Given our tendency to hear what we expect to hear, it is easy for people in conflict to misunderstand each other. Communication is strained, and people will, most likely, want to hide the truth to some extent. The potential for misperceptions and misunderstandings is high, which can make a resolution more difficult. With this understanding, we can start to see a different and complex perspective of why communication is such a challenge at times.
What I haven’t yet mentioned in these blog posts is that part of the mind which interprets information first is the emotional part. It is said this emotional response is five times quicker than anything rational. Immediate responses are often unwarranted or inappropriate. So, when our initial response to everything, literally everything, is an emotional one, and each person has their own model of the world, it makes for an interesting dilemma.
When communicating with others, we often focus on what we should say. It is so common to listen to respond rather than listening to understand. Effective communication is less about talking and more about listening. Listening well means not just understanding the words or the information being communicated, but also understanding the emotions the other person is trying to convey.
We have established that human communication and relationships are some of the most complex things in life. As incredible as we are, we are limited in our ability to truly understand others: why they do the things they do, why they say the things they say and what they actually mean. It can all feel like a mystery because we all process and interpret everything differently. The problem is we are often focused on other people and trying to understand them. We usually do this without understanding ourselves first, and when we are unsure how our own minds work, why do we try to decipher someone else’s? It does help to remember that everyone is not thinking and feeling the same as you. Knowing this helps you to adjust your expectations. It is vital to remember that each of us is unique and that each person’s ‘map of their reality’ is personal, intimate, and incomparable to anyone else’s.
In order to understand our own world, we attempt to apply meaning and our own interpretation to other people’s actions, behaviours and communications. We can get into ‘sticky’ territory when we expect others to behave the same as us. We will all have people that are more like us than others, although our minds work differently based on the information and interpretations of experiences. We never truly know what is going on in someone else’s mind and how they view the world. The trouble starts when we try to second guess what is going on for someone else. Mind reading and making assumptions are prevalent and we rarely stop to think about how unique styles of communication are. In this chapter, we will explore some of the differences that may play out in our communication. With an understanding, we can make changes in how we communicate and what we expect from others. We will also be having a light look at some of the differences between how men and women communicate.
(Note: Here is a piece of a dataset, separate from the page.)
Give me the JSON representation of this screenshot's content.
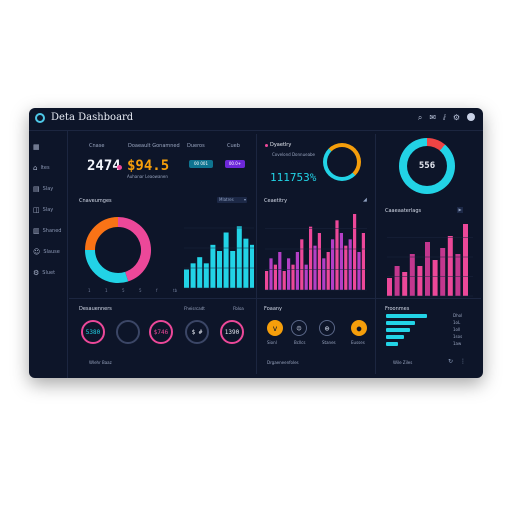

Social media needs a ‘shout out’ here. It has changed the way we communicate, and it does leave us open to more challenges. The risks of miscommunication and wrong interpretation have increased so much. There are also the issues associated with being able to track someone, see where they are, who they are with and sometimes this information can blow-up situations unnecessarily.
I was working with a young couple recently and a transformation to their relationship was stopping having big discussions about sensitive and emotionally charged subjects on text. There is no volume, pitch, speed to be able to gauge how they are saying it. I think the word ‘whatever’ is a class.
If you saw that in a text, the context could easily be misinterpreted. We interpret what has been said based on what we think is happening and this could be a million miles off the reality for the other person.
Does this sound familiar to you?
So, keep off texting and wait until you can talk in person!